The cause of inflammation may be treated, the symptoms may be managed, or both, according to a doctor's prescription.

They might suggest antibiotics or an antifungal treatment, for instance, if you have a bacterial or fungal infection.

Here are some remedies that target inflammation specifically:

  • Medications that are non-steroidal anti-inflammatory.
  • Nonsteroidal anti-inflammatory medicines (NSAIDs) can reduce pain, swelling, fever, and other symptoms, but they cannot treat the underlying cause of inflammation. They accomplish this by blocking an enzyme that fuels inflammation.
  • Naproxen, ibuprofen, and aspirin are a few NSAIDs. These are available for purchase both offline and online. To be sure they make the appropriate decision, they should first see a doctor or chemist.
  • NSAIDs should only be used for a prolonged period of time if a doctor advises them because they may have negative.
  • Acetaminophen, which is found in paracetamol or Tylenol, can alleviate pain but not inflammation. The inflammation can continue to aid in healing thanks to these medications.

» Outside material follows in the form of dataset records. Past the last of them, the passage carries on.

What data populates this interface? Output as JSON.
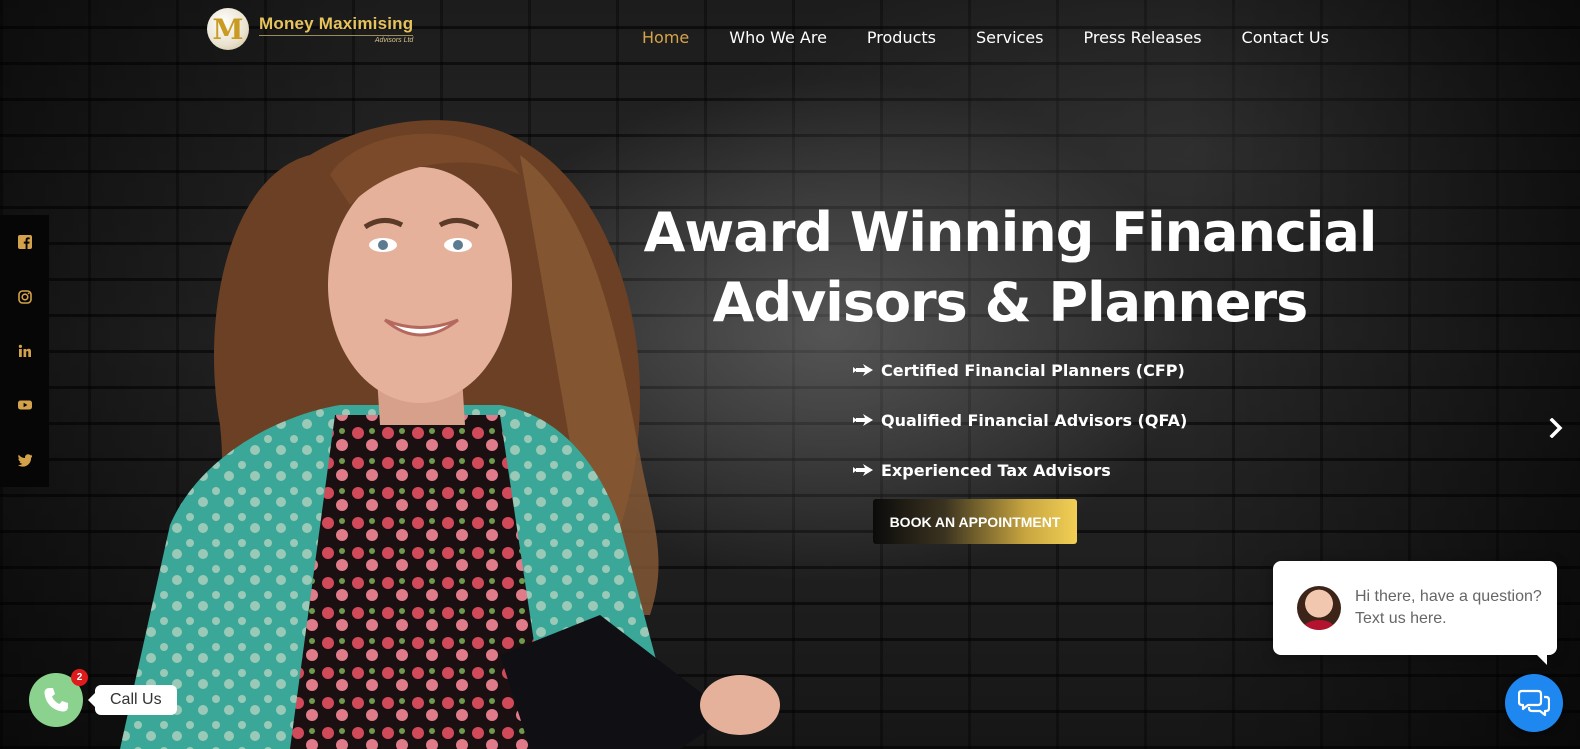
{
  "brand": {
    "logo_letter": "M",
    "name": "Money Maximising",
    "subtitle": "Advisors Ltd",
    "accent_color": "#d6a44a"
  },
  "nav": {
    "items": [
      {
        "label": "Home",
        "active": true
      },
      {
        "label": "Who We Are",
        "active": false
      },
      {
        "label": "Products",
        "active": false
      },
      {
        "label": "Services",
        "active": false
      },
      {
        "label": "Press Releases",
        "active": false
      },
      {
        "label": "Contact Us",
        "active": false
      }
    ]
  },
  "social": {
    "icons": [
      "facebook-icon",
      "instagram-icon",
      "linkedin-icon",
      "youtube-icon",
      "twitter-icon"
    ]
  },
  "hero": {
    "title_line1": "Award Winning Financial",
    "title_line2": "Advisors & Planners",
    "bullets": [
      "Certified Financial Planners (CFP)",
      "Qualified Financial Advisors (QFA)",
      "Experienced Tax Advisors"
    ],
    "cta_label": "BOOK AN APPOINTMENT"
  },
  "chat": {
    "message": "Hi there, have a question? Text us here.",
    "button_color": "#1e88f0"
  },
  "call": {
    "label": "Call Us",
    "badge_count": "2",
    "button_color": "#8ad28d"
  }
}
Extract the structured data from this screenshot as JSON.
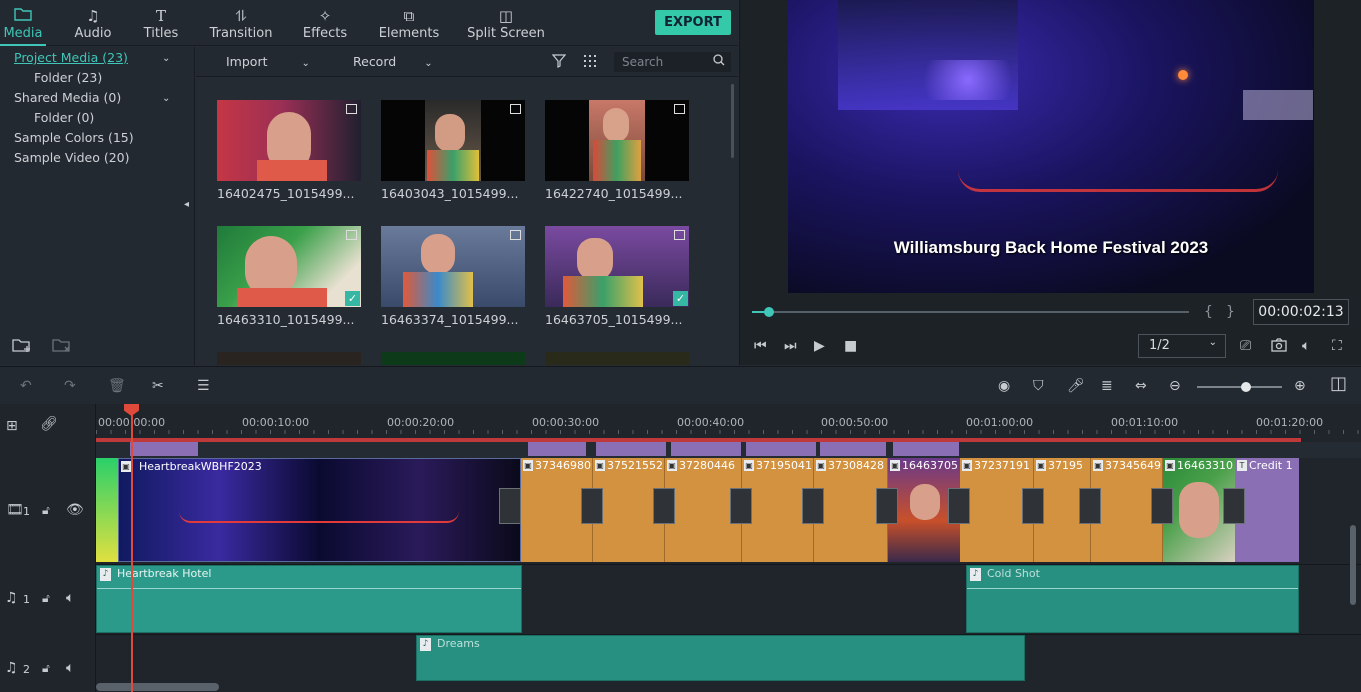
{
  "tabs": [
    {
      "label": "Media",
      "icon": "folder-icon"
    },
    {
      "label": "Audio",
      "icon": "music-note-icon"
    },
    {
      "label": "Titles",
      "icon": "text-icon"
    },
    {
      "label": "Transition",
      "icon": "transition-icon"
    },
    {
      "label": "Effects",
      "icon": "effects-icon"
    },
    {
      "label": "Elements",
      "icon": "elements-icon"
    },
    {
      "label": "Split Screen",
      "icon": "split-screen-icon"
    }
  ],
  "export_label": "EXPORT",
  "tree": [
    {
      "label": "Project Media (23)",
      "selected": true
    },
    {
      "label": "Folder (23)"
    },
    {
      "label": "Shared Media (0)"
    },
    {
      "label": "Folder (0)"
    },
    {
      "label": "Sample Colors (15)"
    },
    {
      "label": "Sample Video (20)"
    }
  ],
  "toolbar": {
    "import": "Import",
    "record": "Record",
    "search_placeholder": "Search"
  },
  "media": [
    {
      "name": "16402475_1015499...",
      "checked": false
    },
    {
      "name": "16403043_1015499...",
      "checked": false
    },
    {
      "name": "16422740_1015499...",
      "checked": false
    },
    {
      "name": "16463310_1015499...",
      "checked": true
    },
    {
      "name": "16463374_1015499...",
      "checked": false
    },
    {
      "name": "16463705_1015499...",
      "checked": true
    }
  ],
  "preview": {
    "caption": "Williamsburg Back Home Festival 2023",
    "timecode": "00:00:02:13",
    "quality": "1/2",
    "progress": 0.04
  },
  "ruler": [
    "00:00:00:00",
    "00:00:10:00",
    "00:00:20:00",
    "00:00:30:00",
    "00:00:40:00",
    "00:00:50:00",
    "00:01:00:00",
    "00:01:10:00",
    "00:01:20:00"
  ],
  "tracks": {
    "video1": "1",
    "audio1": "1",
    "audio2": "2"
  },
  "video_clips": [
    "HeartbreakWBHF2023",
    "37346980",
    "37521552",
    "37280446",
    "37195041",
    "37308428",
    "16463705",
    "37237191",
    "37195",
    "37345649",
    "16463310",
    "Credit 1"
  ],
  "audio_clips": [
    "Heartbreak Hotel",
    "Cold Shot",
    "Dreams"
  ],
  "colors": {
    "accent": "#3fc6b8",
    "export": "#33c9a9",
    "playhead": "#e04a3a",
    "orange_clip": "#d3923f",
    "audio_clip": "#2b9a8a",
    "title_clip": "#8a6fb5"
  }
}
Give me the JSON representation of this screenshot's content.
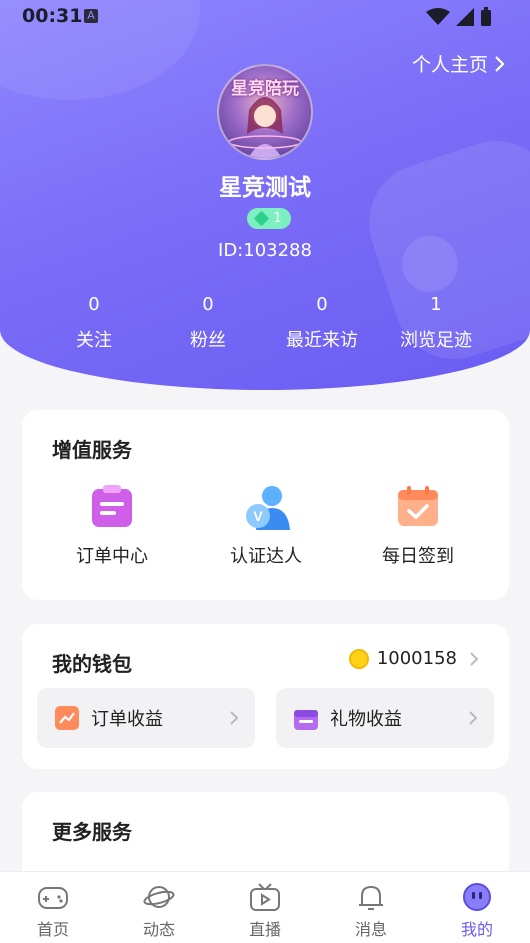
{
  "status": {
    "time": "00:31",
    "a_icon": "A"
  },
  "header": {
    "profile_link": "个人主页"
  },
  "user": {
    "avatar_text": "星竞陪玩",
    "name": "星竞测试",
    "level": "1",
    "id": "ID:103288"
  },
  "stats": [
    {
      "num": "0",
      "label": "关注"
    },
    {
      "num": "0",
      "label": "粉丝"
    },
    {
      "num": "0",
      "label": "最近来访"
    },
    {
      "num": "1",
      "label": "浏览足迹"
    }
  ],
  "services": {
    "title": "增值服务",
    "items": [
      {
        "label": "订单中心",
        "icon": "clipboard-icon"
      },
      {
        "label": "认证达人",
        "icon": "verified-user-icon"
      },
      {
        "label": "每日签到",
        "icon": "calendar-check-icon"
      }
    ]
  },
  "wallet": {
    "title": "我的钱包",
    "balance": "1000158",
    "order_income": "订单收益",
    "gift_income": "礼物收益"
  },
  "more": {
    "title": "更多服务"
  },
  "tabs": [
    {
      "label": "首页",
      "icon": "gamepad-icon"
    },
    {
      "label": "动态",
      "icon": "planet-icon"
    },
    {
      "label": "直播",
      "icon": "tv-icon"
    },
    {
      "label": "消息",
      "icon": "bell-icon"
    },
    {
      "label": "我的",
      "icon": "face-icon"
    }
  ],
  "colors": {
    "accent": "#6a5cf2",
    "hero_start": "#8f86ff",
    "coin": "#ffd21a"
  }
}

Also Read: Amyloidosis: Types, Causes, Symptoms, Diagnosis, Risk Factors, Treatment


A class of steroid hormones are corticosteroids, which include cortisol. They have an impact on different inflammation-related pathways.

Several conditions, including the following, can be managed with corticosteroids:

  • Asthma allergic responses dermatitis inflammatory bowel disease (IBD) systemic lupus hepatitis arthritis temporal arteritis.
  • They come in the form of pills, injections, inhalers, creams, and ointments.
  • Corticosteroid use over a long period of time may be dangerous. On their advantages and risks, a doctor can provide advice.

The condition will determine how a disease with chronic inflammation is treated.

Some medications work to suppress the body's immune responses. These can aid in reducing the signs and symptoms of psoriasis, rheumatoid arthritis, and other autoimmune reactions. However, if an infection does arise, they may also make a person's body less able to fight it.

Immunosuppressant medications are also necessary for those who have undergone organ transplant surgery in order to stop their bodies from rejecting the new organ. They too must exercise particular caution to prevent contracting illnesses.

This is everything that you need to know about acute inflammation  for your pathology preparation. For more interesting and informative blog posts like this download the PrepLadder App and keep reading our blog!